How long does hiring take? Time-to-hire by seniority
Even when you are the right candidate, ML hiring rarely moves quickly. According to UK recruitment benchmarks, the overall average time to hire is around 5.1 weeks, but technical roles run longer and vary sharply by seniority.
Role level | Typical time-to-hire | Common stages |
|---|---|---|
Junior / mid ML | 4 - 6 weeks | Screen, technical task, panel, final |
Senior / lead ML | 6 - 10 weeks | Adds system design and multiple stakeholders |
Highly specialised (research, MLOps) | 8 weeks+ | Longer loops, take-home assessments |
A common ML interview loop includes a 30-minute recruiter screen, a technical or take-home assessment, a panel covering coding and ML fundamentals, and a final with the hiring manager. Remote and hybrid roles typically fill faster (around 4.3 to 4.4 weeks) than fully office-based ones (closer to six weeks). Because roughly 62 per cent of applicants lose interest when processes drag, strong candidates often juggle competing offers, so it pays to keep several applications live at once rather than waiting on any single employer.
Which UK employers and cities are hiring machine learning talent?
Knowing where the roles cluster meaningfully improves your odds, because targeted local applications convert better than blanket national ones.

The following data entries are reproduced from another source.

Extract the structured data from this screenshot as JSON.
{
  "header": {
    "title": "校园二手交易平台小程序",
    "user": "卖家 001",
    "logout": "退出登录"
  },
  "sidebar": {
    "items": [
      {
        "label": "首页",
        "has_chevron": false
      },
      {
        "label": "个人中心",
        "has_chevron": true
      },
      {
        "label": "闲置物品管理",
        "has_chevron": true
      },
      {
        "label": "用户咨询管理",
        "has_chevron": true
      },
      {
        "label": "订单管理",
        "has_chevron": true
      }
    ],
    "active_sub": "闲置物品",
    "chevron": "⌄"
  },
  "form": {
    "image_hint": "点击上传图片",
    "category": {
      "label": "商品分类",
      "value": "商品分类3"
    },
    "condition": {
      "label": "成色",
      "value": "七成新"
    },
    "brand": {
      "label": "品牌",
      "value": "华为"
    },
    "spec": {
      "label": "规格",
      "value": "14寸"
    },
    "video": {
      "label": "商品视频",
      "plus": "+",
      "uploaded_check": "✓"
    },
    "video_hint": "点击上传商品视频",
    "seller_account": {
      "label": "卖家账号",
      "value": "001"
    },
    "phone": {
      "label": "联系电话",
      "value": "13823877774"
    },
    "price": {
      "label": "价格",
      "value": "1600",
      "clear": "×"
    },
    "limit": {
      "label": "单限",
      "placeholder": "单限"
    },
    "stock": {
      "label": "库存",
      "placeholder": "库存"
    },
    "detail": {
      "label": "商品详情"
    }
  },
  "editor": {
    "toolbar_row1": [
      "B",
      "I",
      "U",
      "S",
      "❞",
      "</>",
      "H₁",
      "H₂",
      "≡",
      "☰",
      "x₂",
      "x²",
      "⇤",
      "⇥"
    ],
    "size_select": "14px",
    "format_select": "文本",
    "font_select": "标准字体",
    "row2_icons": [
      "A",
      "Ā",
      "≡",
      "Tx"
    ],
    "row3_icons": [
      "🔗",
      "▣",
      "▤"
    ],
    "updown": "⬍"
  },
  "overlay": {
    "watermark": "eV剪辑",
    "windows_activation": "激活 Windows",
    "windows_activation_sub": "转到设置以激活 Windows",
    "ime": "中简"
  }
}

London dominates, hosting Google DeepMind, Meta's London AI teams, Amazon, Deliveroo and the London-founded AI firm Faculty, alongside a deep bench of finance and fintech employers. Cambridge is a major hub, home to chip designer ARM and fraud-analytics specialist Featurespace, and tightly linked to the university's research base. Edinburgh has grown into a genuine ML centre, with Amazon operating a science team there and the University of Edinburgh's Bayes Centre anchoring the local ecosystem. Together, London, Cambridge and Oxford are often described as the UK's AI "golden triangle".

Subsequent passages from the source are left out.